Self-Distillation Fine-Tuning (SDFT)

**Self-Distillation Fine-Tuning.** Shenfeld et al. (2026). A variant of [[On-Policy Distillation (OPD)|OPD]] that uses the **student conditioned on an expert demonstration** as its own teacher. Sister method to [[On-Policy Self-Distillation (OPSD)|OPSD]]. Like OPSD, SDFT exists to handle the case where no same-family external teacher is available for OPD. The student is used as its own teacher, but conditioned on privileged information at sampling time. The two methods differ only in what the privileged information is. **OPSD**: Ground-truth answer / Aggressive — teacher _knows where the trajectory ends_ **SDFT**: Expert demonstration / Gentler — teacher has _style and approach hints_, not the answer The demonstration doesn't leak the answer to the current task — it just provides distributional pull toward the expert's reasoning style, formatting, and problem decomposition. Same algorithmic shape as OPD and OPSD; same dial settings in the unifying $(\alpha, \lambda, \pi_T)$ taxonomy: $\alpha = 1$ (on-policy student rollouts), $\lambda = 1$ (all teacher KL signal), differing only in the choice of $\pi_T$. ## The ceiling problem SDFT inherits something close to SFT's ceiling: you're only as good as the demonstrations you have access to.
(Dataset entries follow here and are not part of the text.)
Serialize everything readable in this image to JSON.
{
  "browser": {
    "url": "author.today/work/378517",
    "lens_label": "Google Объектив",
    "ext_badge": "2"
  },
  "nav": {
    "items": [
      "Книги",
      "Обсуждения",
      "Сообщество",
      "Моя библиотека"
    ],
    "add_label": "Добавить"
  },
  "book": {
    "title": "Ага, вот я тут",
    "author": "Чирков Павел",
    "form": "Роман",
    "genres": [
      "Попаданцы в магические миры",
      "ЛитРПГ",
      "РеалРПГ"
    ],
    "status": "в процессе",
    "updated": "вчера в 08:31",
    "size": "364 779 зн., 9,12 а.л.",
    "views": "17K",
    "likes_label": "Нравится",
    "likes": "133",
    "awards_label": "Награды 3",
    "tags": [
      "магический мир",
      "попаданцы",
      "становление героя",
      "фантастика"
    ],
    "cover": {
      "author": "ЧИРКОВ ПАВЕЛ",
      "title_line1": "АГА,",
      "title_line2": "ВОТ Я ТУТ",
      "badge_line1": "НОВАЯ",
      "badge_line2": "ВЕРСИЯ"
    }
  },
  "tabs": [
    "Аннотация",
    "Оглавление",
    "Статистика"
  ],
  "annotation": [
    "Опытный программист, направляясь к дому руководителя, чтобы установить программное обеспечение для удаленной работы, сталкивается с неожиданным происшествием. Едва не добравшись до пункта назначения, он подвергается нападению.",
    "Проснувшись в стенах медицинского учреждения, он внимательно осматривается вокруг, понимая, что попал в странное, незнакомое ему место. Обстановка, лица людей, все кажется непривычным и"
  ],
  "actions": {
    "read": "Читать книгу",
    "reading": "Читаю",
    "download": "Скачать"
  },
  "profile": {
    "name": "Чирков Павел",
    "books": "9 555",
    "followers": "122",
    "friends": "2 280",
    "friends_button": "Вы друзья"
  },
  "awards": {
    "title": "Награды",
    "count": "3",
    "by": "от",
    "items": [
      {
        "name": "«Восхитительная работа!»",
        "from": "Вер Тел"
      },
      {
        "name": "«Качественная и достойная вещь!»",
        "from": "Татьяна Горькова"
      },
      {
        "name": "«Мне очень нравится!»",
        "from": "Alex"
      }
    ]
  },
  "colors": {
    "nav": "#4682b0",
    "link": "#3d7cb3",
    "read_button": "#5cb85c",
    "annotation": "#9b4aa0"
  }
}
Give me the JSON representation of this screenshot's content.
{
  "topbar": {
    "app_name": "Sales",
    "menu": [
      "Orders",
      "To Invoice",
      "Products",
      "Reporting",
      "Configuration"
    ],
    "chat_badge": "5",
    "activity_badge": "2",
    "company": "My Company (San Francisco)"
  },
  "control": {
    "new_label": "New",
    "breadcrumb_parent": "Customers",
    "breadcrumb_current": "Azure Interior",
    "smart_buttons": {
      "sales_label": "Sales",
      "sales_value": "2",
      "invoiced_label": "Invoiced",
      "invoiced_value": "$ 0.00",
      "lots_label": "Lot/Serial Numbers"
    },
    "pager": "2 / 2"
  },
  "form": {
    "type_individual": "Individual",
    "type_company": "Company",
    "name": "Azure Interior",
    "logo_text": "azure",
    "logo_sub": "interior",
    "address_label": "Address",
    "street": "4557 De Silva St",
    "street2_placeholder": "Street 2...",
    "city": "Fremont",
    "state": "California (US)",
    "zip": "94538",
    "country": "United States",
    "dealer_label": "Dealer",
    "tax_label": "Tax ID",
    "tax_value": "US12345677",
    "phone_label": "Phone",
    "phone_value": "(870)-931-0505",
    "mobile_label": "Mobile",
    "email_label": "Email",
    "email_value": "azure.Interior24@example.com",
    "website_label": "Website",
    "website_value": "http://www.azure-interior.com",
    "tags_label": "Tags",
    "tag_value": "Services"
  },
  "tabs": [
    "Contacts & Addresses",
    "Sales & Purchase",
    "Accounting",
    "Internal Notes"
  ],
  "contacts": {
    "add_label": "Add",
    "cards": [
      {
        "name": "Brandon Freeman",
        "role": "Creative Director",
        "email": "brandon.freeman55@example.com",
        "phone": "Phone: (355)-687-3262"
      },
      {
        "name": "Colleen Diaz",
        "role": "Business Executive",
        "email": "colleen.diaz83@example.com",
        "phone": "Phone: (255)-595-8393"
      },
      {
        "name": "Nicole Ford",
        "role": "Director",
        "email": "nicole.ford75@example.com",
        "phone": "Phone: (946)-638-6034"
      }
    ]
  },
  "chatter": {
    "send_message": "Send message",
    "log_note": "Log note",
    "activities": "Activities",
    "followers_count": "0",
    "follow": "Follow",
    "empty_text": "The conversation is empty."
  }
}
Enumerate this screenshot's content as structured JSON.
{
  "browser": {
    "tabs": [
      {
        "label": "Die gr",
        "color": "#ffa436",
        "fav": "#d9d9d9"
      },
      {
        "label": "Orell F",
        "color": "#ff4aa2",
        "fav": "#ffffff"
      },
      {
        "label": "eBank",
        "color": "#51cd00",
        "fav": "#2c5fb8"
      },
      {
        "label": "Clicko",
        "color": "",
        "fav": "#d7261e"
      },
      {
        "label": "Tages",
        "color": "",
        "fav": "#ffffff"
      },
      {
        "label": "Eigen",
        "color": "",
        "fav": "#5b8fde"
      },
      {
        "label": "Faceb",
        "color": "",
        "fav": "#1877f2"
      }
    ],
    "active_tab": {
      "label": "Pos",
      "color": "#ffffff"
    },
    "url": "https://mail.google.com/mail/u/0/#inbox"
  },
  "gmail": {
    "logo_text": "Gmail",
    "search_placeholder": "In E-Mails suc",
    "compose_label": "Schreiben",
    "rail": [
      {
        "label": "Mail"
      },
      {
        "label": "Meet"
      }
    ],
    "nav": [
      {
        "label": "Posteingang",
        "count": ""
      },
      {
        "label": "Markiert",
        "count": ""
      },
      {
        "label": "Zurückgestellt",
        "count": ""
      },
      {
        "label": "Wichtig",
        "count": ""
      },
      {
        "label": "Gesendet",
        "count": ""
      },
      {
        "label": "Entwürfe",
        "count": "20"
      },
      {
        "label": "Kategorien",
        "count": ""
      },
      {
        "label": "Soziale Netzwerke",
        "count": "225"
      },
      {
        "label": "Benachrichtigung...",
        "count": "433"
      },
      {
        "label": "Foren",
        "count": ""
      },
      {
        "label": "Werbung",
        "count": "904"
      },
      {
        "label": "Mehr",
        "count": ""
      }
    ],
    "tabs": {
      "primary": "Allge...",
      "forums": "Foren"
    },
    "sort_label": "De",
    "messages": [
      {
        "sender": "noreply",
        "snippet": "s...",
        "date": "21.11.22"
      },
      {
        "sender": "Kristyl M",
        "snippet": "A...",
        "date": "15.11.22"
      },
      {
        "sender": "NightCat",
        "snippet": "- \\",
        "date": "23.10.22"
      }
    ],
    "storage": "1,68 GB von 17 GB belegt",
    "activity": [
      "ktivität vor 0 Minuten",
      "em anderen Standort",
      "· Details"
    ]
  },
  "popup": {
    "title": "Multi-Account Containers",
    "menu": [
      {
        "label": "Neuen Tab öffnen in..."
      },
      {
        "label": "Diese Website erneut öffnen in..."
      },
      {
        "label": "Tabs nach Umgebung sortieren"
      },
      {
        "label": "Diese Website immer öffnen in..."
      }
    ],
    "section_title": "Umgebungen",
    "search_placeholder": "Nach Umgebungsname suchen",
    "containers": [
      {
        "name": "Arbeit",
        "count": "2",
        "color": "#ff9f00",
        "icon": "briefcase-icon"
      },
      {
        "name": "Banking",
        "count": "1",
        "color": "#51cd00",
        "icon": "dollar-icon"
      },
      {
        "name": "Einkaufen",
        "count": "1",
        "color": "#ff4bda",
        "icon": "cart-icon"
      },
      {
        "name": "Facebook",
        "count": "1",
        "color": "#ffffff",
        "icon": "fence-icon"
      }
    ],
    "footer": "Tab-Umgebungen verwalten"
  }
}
There's no path past the demonstration distribution because the teacher is bounded by what the demos can express. This contrasts with the RL ceiling (set by the verifier, not by demonstrations). The SFT-vs-RL post flags this as SDFT's structural limit and motivates the "construct a teacher" research direction (per-task prompt optimization, hint-writers, etc.) that aims to get RL-like ceilings without an external teacher. ## Why it matters in the bigger picture Both SDFT and OPSD point at the same insight: when no same-family teacher is available, you can sometimes manufacture one by conditioning the student on privileged information. The choice of "what to condition on" determines where you sit on the Pareto curve of reward gain vs. KL distance — and how concentrated vs. diffuse the resulting gradient is. ## References - Shenfeld et al., _Self-Distillation Enables Continual Learning_ (SDFT, 2026).